I have a couple of handloading books, most notably the 18th edition of “Handloaders Digest”, wherein there is an article by Patrick Sweeney, “Reloading in Volume”.
The big takeaway for me was the need to kind of abandon my batch-like loading limitations. I got the Lee Pro 1000 specifically to load faster, then I end up still working in a kind batch mode, loading one box at a time, just faster. I tended to sort out 50 alike headstamps, load 50 rounds, put 50 rounds in a box and do the next 50 rounds.
Following much of the advice in Sweeney’s article, I instead loaded the press up with 200 primers and a full powder measure. I had all the components close at hand. I cranked out rounds until my plastic output bin was full. Having at this time just the one such bin, I stopped and transferred two and a half boxes, labeled them with the load info. I topped off the powder and primer hoppers and resumed cranking them out until I reached a reasonable stopping point.
In the end, I had loaded 5 full boxes and had about 1/3 of box in the output bin in just under an hour. With the “one box at a time method”, I could finish a box in 13-15 minutes, but I didn’t time the preparations done between boxes.
The Lee Case Collator makes loading the case tubes much faster. Putting 200 primers in the primer hopper mean that process stops less often. I found that having very close, the box of fresh bullets, the output bin and the press, arranged in a gentle arc meant I could watch the press for problems, such as the primer chute not staying full or approaching the end of a case tube while blindly reaching for a bullet. As the carrier assembly approaches the bottom of the stroke, I check to see that the column of primers moves at the proper point. At the bottom of the stroke, I feel the primer set, visually verify that the right powder charge was dropped, sweep out the occasional completed round that didn’t fall all the way to the bin, set the bullet, turn the case feeder if needed and begin the cycle again.
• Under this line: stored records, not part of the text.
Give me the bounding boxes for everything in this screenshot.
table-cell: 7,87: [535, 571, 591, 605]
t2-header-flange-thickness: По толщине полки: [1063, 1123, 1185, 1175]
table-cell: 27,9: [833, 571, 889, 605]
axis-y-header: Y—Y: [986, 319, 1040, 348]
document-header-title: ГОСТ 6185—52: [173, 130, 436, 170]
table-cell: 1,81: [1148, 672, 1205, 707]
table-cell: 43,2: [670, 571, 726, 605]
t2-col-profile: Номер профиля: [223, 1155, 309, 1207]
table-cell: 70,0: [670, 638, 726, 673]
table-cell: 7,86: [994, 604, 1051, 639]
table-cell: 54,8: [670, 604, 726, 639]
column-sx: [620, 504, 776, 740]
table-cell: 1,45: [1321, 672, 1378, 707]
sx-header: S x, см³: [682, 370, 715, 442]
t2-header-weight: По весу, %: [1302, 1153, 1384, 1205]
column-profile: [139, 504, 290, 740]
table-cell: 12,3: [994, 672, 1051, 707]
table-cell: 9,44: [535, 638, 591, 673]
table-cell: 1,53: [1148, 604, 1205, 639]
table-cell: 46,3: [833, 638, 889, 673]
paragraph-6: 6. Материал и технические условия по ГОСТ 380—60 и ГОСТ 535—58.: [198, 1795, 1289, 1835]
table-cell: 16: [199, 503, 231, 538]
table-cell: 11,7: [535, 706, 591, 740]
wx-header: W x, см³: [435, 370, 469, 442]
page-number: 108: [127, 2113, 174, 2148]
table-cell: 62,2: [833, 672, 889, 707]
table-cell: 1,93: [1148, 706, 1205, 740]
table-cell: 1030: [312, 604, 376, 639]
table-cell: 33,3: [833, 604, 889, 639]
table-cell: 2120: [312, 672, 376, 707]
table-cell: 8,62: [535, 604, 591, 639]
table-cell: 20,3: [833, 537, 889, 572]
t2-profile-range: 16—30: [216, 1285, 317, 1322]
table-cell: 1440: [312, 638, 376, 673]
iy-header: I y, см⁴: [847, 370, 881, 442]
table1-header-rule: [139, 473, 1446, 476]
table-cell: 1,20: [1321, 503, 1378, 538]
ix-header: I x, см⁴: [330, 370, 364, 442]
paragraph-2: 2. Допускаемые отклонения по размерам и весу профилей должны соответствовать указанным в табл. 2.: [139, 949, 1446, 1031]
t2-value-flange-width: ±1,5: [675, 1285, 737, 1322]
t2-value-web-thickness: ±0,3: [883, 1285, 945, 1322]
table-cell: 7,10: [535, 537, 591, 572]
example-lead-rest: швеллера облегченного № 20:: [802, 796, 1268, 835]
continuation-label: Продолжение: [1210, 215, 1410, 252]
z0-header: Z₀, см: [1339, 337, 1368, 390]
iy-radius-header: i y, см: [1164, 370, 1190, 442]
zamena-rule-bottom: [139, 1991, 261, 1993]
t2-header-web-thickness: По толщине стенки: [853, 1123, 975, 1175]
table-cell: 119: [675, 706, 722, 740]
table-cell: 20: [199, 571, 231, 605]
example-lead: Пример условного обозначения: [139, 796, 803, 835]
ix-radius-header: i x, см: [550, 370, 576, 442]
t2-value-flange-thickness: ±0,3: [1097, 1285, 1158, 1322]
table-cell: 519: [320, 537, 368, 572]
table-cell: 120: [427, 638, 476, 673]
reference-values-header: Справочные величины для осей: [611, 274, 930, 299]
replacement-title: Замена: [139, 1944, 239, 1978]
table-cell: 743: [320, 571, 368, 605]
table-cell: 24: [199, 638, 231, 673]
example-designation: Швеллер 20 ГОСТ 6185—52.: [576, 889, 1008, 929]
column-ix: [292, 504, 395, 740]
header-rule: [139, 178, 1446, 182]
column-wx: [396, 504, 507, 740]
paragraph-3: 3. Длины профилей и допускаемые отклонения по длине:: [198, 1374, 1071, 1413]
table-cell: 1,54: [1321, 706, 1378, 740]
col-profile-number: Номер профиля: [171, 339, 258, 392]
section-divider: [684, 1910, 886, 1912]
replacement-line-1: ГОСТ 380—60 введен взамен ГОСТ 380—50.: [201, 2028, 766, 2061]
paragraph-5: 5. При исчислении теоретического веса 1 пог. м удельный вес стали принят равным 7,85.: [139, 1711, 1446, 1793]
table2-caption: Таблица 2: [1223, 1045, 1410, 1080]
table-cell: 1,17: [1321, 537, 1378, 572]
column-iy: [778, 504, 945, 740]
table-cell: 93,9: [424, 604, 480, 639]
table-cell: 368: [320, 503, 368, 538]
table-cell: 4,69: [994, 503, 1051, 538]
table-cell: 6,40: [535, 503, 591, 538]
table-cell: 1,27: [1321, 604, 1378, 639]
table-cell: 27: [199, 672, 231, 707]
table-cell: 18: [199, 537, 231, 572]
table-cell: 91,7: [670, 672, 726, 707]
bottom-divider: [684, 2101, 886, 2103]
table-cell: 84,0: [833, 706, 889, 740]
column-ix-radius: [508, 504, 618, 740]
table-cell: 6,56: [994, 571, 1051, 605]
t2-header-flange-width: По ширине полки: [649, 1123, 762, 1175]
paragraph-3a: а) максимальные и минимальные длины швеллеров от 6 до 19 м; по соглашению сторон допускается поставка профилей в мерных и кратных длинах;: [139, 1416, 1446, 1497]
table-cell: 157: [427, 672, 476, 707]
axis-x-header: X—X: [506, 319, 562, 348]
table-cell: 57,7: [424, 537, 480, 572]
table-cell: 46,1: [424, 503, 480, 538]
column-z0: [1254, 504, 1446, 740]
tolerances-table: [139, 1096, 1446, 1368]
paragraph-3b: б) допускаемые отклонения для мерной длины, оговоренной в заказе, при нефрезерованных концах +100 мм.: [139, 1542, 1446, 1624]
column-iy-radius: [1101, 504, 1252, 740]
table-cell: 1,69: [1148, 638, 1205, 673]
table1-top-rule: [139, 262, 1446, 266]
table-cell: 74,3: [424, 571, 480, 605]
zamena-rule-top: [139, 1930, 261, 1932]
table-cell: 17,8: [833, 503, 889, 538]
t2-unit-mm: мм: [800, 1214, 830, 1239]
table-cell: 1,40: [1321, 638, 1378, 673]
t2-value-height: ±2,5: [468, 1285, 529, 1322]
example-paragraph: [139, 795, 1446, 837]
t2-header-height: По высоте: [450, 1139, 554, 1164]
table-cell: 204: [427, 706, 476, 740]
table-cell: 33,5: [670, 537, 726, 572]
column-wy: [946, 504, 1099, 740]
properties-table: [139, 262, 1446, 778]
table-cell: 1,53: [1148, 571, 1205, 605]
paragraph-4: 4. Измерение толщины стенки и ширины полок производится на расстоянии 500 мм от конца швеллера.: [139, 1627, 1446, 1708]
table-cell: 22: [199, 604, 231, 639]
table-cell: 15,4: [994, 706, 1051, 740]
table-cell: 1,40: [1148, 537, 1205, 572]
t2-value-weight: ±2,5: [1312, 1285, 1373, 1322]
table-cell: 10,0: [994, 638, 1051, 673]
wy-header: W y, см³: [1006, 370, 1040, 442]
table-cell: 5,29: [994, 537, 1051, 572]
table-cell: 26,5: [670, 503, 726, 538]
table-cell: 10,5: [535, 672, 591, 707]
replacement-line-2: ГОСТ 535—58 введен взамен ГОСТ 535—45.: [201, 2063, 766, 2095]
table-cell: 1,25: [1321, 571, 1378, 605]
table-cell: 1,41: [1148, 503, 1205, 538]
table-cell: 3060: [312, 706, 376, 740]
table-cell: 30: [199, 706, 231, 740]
The only interruption was to reload the case tubes and the occasional primer glitch. Most often, this was because I missed that the chute was not being replenished from the hopper and got too low. If the column of primers is not high enough in the chute, it does not feed the primer. Actually, it most often misfeeds the primer by half, meaning the priming stroke crushes a unit under the shellplate, requiring a full stop to clear the damaged primer out before resuming. Consequently, I am irritated with myself when that happens.
The hour worth of reloading I did was in two separate 30 minutes sessions, performed while I was waiting for horses to eat. I intentionally reached a stopping point and just stopped, walked out of the shop and returned hours later to feed the horses again and resume where I left off, with no specific preparation for the 2nd session. I imagine that I can streamline the operation a little bit more if I have a couple of continuous hours. And a bigger output bin.
I want to cycle through all this 40 S&W then set the press back up for 10mm and run through that batch. By then, I expect to have a 9mm batch to load.